Traduction pour toi qui vis avec l’endométriose, le SOPK ou la fibromyalgie : ça ne va pas faire disparaître ta pathologie. Ça ne va pas remplacer ton traitement médical. Mais ça peut devenir un outil pour mieux vivre au quotidien, avoir plus d’énergie, moins de douleurs diffuses, un meilleur moral.
Et ça, c’est déjà énorme.
Concrètement, qu’est-ce que tu peux faire dès maintenant ?
Bon, on arrête de tourner autour du pot. Tu veux savoir quoi mettre dans ton assiette.
Première chose à comprendre : tu n’es pas obligée de tout révolutionner d’un coup. Seriously. Si tu te mets la pression à vouloir tout changer du jour au lendemain, tu vas tenir 3 jours et tout plaquer.
Mon approche en consultation ? On travaille sur une petite action à la fois. On la pérennise. Et après, on passe à la suivante.
Pas de grand reset alimentaire. Pas de « à partir de lundi, je mange parfaitement ». Non. On construit petit à petit, brique par brique.
Étape 1 : Commence par ajouter, pas retirer
Plutôt que de te focaliser sur ce que tu « ne dois plus manger » (bonjour la frustration et le sentiment de privation), commence par ajouter des aliments à profil anti-inflammatoire à ce que tu manges déjà.
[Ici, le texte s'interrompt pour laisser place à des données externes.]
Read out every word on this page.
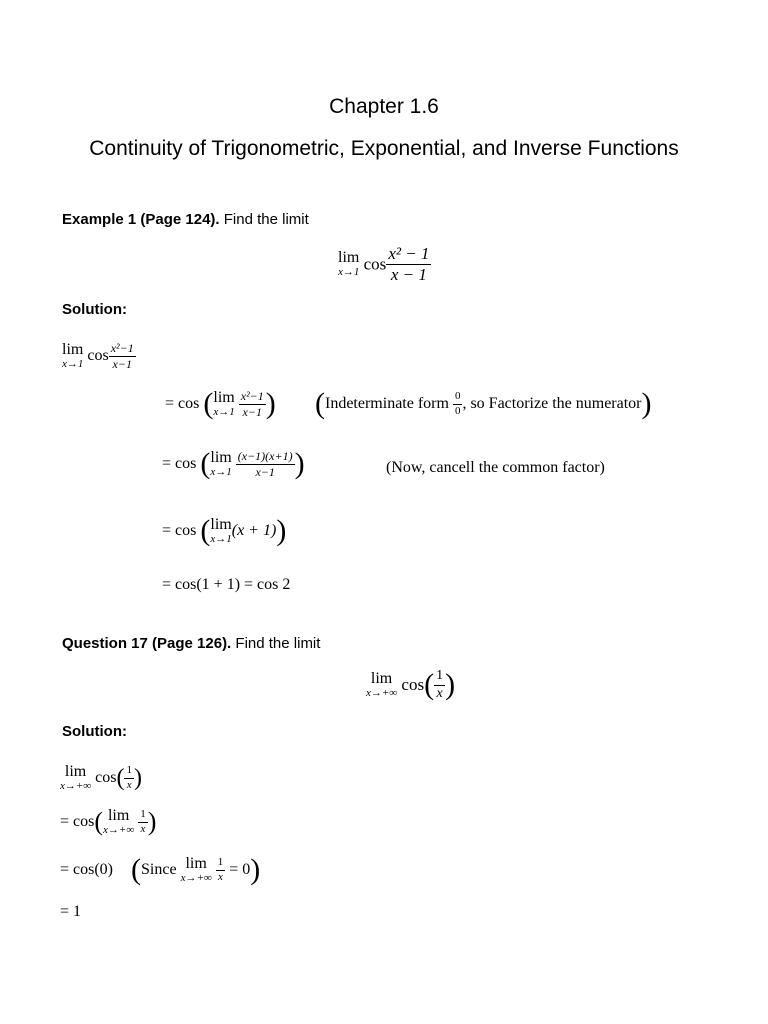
Chapter 1.6
Continuity of Trigonometric, Exponential, and Inverse Functions
Example 1 (Page 124). Find the limit
lim
x→1 $\cos \frac{\text{x² − 1}}{x - 1}$
Solution:
lim
x→1 $\cos \frac{\text{x²−1}}{x-1}$
= cos ( lim
x→1
$\frac{\text{x²−1}}{x-1}$ ) (Indeterminate form $\frac{0}{0}$ , so Factorize the numerator)
= cos ( lim
x→1
$\frac{(x-1)(x+1)}{x-1}$ )	(Now, cancell the common factor)
= cos ( lim
x→1 (x + 1))
= cos(1 + 1) = cos 2
Question 17 (Page 126). Find the limit
lim
x→+∞ $\cos( \frac{1}{x}$ )
Solution:
lim
x→+∞ $\cos( \frac{1}{x}$ )
= cos( lim
x→+∞
$\frac{1}{x}$ )
= cos(0) (Since lim
x→+∞
$\frac{1}{x} = 0$)
= 1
Quelques exemples concrets :
- Au petit-déj : tu manges des tartines le matin ? Passe au pain complet et ajoute une poignée de fruits rouges à côté. Tu prends des céréales ? Choisis de l’avoine complète et balance quelques noix dedans.
- Au déjeuner : tu manges souvent un plat de pâtes ? Garde tes pâtes, passe-les complètes (ou semi-complètes si le goût te fait flipper au début), et ajoute un max de légumes dedans. Courgettes, tomates, épinards, ce que tu veux. L’idée : que les légumes prennent au moins la moitié de ton assiette.
- Au dîner : tu fais un plat de viande-féculents-légumes classique ? Essaie de remplacer la viande rouge par du poisson gras une à deux fois par semaine. Pas besoin de devenir une pro du saumon — même des sardines en boîte, ça compte.
- En snack : tu as un creux dans l’après-midi ? Au lieu de prendre un paquet de biscuits industriels, teste une poignée d’amandes + un fruit. Ou des carottes avec du houmous. Ou un yaourt nature avec quelques baies.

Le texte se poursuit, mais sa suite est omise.